Il racconto parte da Bologna, città di Leandro Arpinati, ras della nascente Federazione nazionale gioco calcio, nonché sodale di Mussolini anche per i trascorsi giovanili da socialista interventista. C’era da inaugurare il nuovo stadio, simile al Della Vittoria di Bari, chiamato il Littoriale (ora è il Dall’Ara). Arpinati invitò Mussolini per la gara-battesimo dei “Veltri” del Bologna. Dopo il 90’ il Duce attraversò la città felsinea in una auto scoperta e fu vittima di un attentato: un quindicenne sparò al capo del governo, ma il proiettile si conficcò nell’imbottitura interna dell’automobile. Ad arrestare il contestatore fu Carlo Alberto Pasolini, tenente dell’esercito e padre di Pier Paolo e Guido.

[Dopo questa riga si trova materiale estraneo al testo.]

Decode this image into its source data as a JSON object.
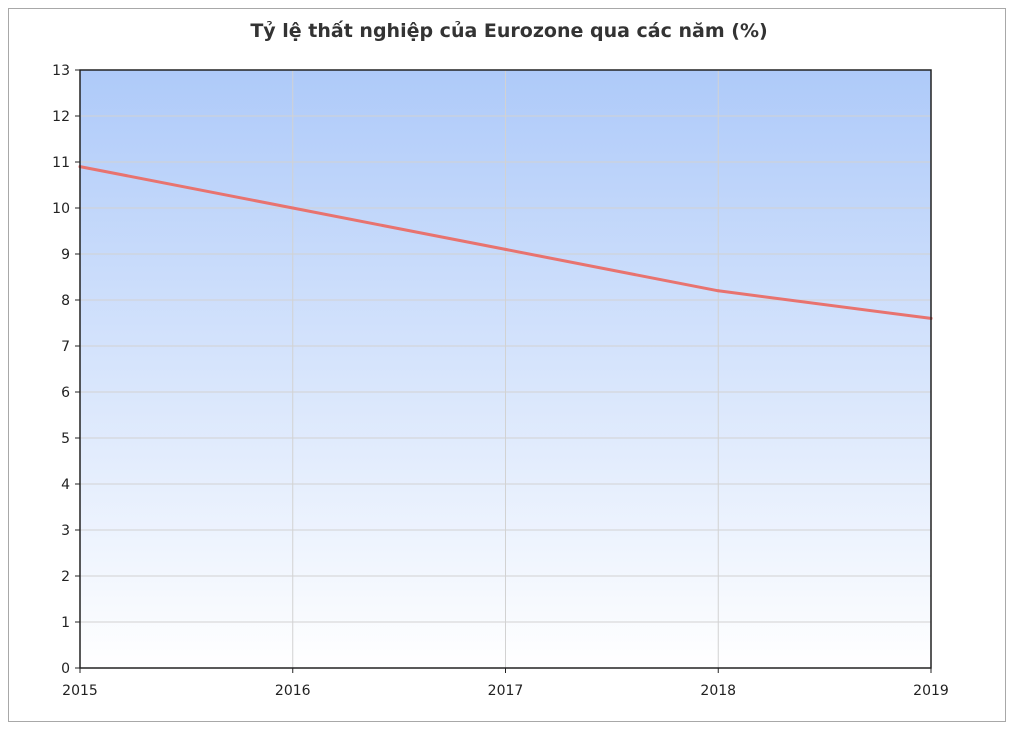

Nell’evoluzione di uno sport che Brizzi ben definisce con un nascente “affare di Stato” per il coinvolgimento della politica, ritornano derive che sembrano anticipare “combine” alla Andrea Masiello del Bari: è il caso dello scudetto non assegnato nel 1927 al Bologna, per lo scandalo del derby Torino-Juve. Il terzino della Vecchia Signora, Luigi Allemandi, venne corrotto da un dirigente granata con 25 mila lire (la prima trance) per far vincere i cugini. Il Toro vinse due a uno, ma il corruttore si rifiutò di pagare l’intera somma pattuita con il bianconero: i due litigarono in una pensione di Via Lagrange, dove origliò la conversazione il giornalista Renato Farminelli, che con uno scoop su “Il Tifone”, rivelò tutta l’oscura vicenda, facendo partire una inchiesta federale. Arpinati, presidente Figc, squalificò il Torino ma non premiò la seconda classificata, il Bologna, squadra della sua città, per evitare favoritismi…
Il libro di Brizzi, infine, consente di misurare la levatura nazionale del campione barese Raffaele Costantino, invitato come fuoriquota nel 1929 a disputare una tournée in Sudamerica (viaggiando sul transatlantico “Conte rosso”), in una selezione dei migliori giocatori italiani che rinforzava le rappresentative di Torino e Bologna. Costantino, ala straordinaria, fu anche protagonista della vittoria degli azzurri della Coppa Internazionale, battendo la stellare Ungheria per 5–0 (siglò una rete) a Budapest in uno stadio ammutolito, nonché siglando una doppietta al portiere Zamora in una epica sfida Italia-Spagna vinta dagli iberici per 2–3 a Bologna. Infine fu in campo in uno storico Roma-Lazio, con i giallorossi raggiunti dopo esser stati in vantaggio di tre reti, mentre sugli spalti era tutto un’estasi futurista di risse e scazzottate. Le storie del calcio italiano nel ventennio, scrive Brizzi nelle conclusioni “compongono l’affresco grandioso e terribile di un Paese, il nostro, che troppo a lungo si era fatto portare al guinzaglio e ne pativa le conseguenze (…). Eppure trovò la forza di scrollarsi di dosso le rovine e avviare la ricostruzione” trasformando il calcio in specchio e termometro “delle grandezze e delle miserie” della patria.